HOW DO WE KNOW? – the HOW
Fig. 1 Peek-a-boo is a prime example of an object permanence test (Wikipedia, image by Cynthia-Griggs)
A friend asked me about my LTW project, what is it about?
I answered - like in the LTW onepager - that this project is
about the question “how do we know?” … and I was surprised to notice that this
question seemed unclear to her.
But in fact, it is not surprising at all. It is easy to
think, for example, that knowledge comes from learning, from perception, etc.;
then the answer to “how do we know?” would be “by learning”, “by perceiving”,
etc. and this would seem so clear, that many people, like my friend, would not
see why we need a project for answering that question.
As a consequence, the LTW project needs to start by
explaining its leading question “How do we know?”
In this question the [How] is not about procedures
(perceiving, learning, etc.) but about the mechanisms (functions, operations)
of knowing which enable such procedures.
So the question is not “[By which procedures] do we know?”
but “[By which mechanisms (functions, operations)] do we know?"
An example can be taken from Jean Piaget: object permanence.
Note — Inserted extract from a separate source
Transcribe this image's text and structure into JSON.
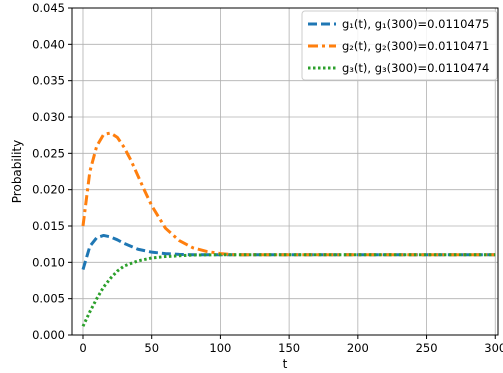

The child develops the ability to understand (to know), that when an object is
covered by a blanked, it has not finished to exist. The object still exists,
there, under the blanket.
Step by step this develops into the “understanding that
objects exist and events occur in the world independently of one's own actions”
(1).
This ability is a mechanism of knowing that the child
acquires and it answers the question “How do we know?” in relation to the
specific case of objects that suddenly disappear from our sight.